While Moy’s Dodge Avenger, a mid-size sports car, was not directly involved in the alleged theft, police argue that it was where they found the burglary tools allegedly used in the crime. Civil asset forfeiture laws allow authorities to seize assets suspected to be used in a crime that is under investigation.
Based on the asset forfeiture complaint filed by Channahon police, they investigated an attempted theft of the ATM machine in West Eames St. along Route 6 and followed the tire markings of a 1996 Ford F240. They eventually found the car parked in the middle of a dirt road trail with no driver in it. After some time, police said Moy pulled over near the access road where the Ford F240 was found. Moy then proceeded to drive south where police later stopped him. Police said Moy’s car smelled of marijuana and that he was unable to present a valid driver’s license. He was arrested and imprisoned on Christmas day while his car was impounded.
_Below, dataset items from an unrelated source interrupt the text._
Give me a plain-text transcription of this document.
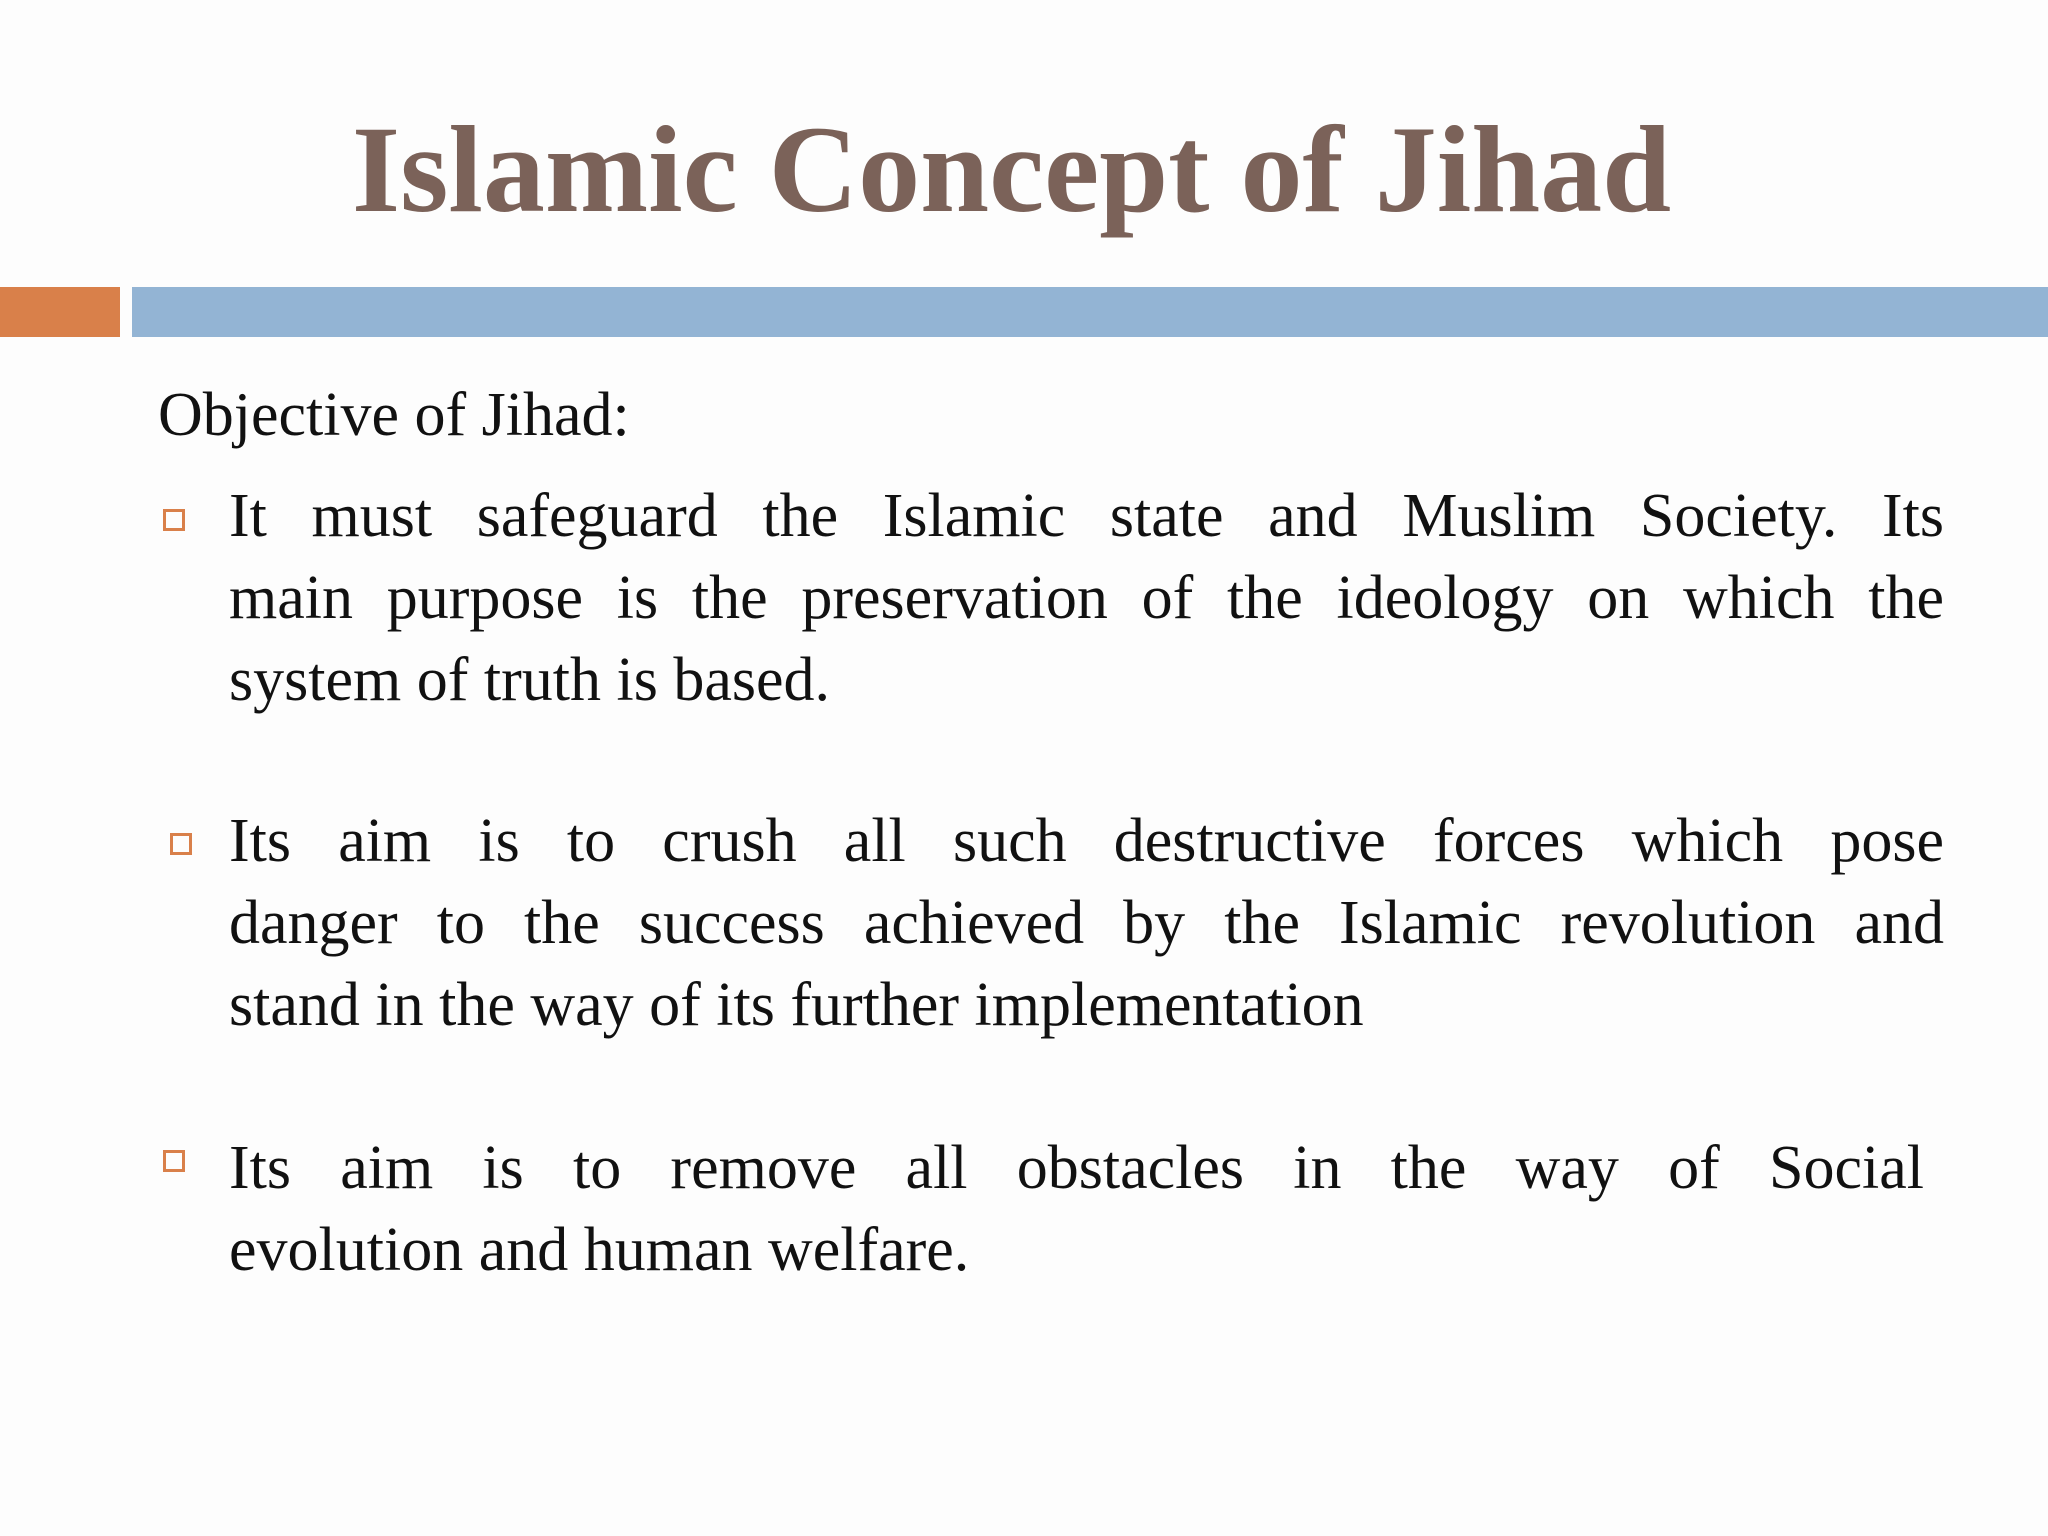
Islamic Concept of Jihad
Objective of Jihad:

It must safeguard the Islamic state and Muslim Society. Its

main purpose is the preservation of the ideology on which the

system of truth is based.

Its aim is to crush all such destructive forces which pose

danger to the success achieved by the Islamic revolution and

stand in the way of its further implementation

Its aim is to remove all obstacles in the way of Social

evolution and human welfare.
Arguing that Moy’s car may have been used to aid in the attempted theft, police said it provided transportation for the burglars and contained burglary tools such as pry bars, a garbage bag where they found a backpack, cell phones, and a pair of gloves.
Under the comprehensive forfeiture laws in the state of Illinois, civil asset properties and funds that are suspected to have aided in a crime or are important in the investigation of a crime may be seized by police authorities. However, civil rights advocates have called out the rampant abuse of civil forfeiture laws and are calling for an immediate review of the law. They point to a number of abuses by police individuals who have used forfeited assets to generate revenue and use the money for themselves.
The government claims that forfeited funds and properties have been very useful in helping protect and serve the Americans as it supports law enforcement to ensure security and safety.
The Attorney’s Office in Will County State filed the civil asset complaint against Moy. The court has set the hearing on March 10th but it is not clear if Moy, who lives in Houston, will be contesting said complaint or if he will be present in court. Often, owners of cars seized by police choose to stay silent and defer to the complaint, thus giving authorities a free hand to sell the car to generate revenue.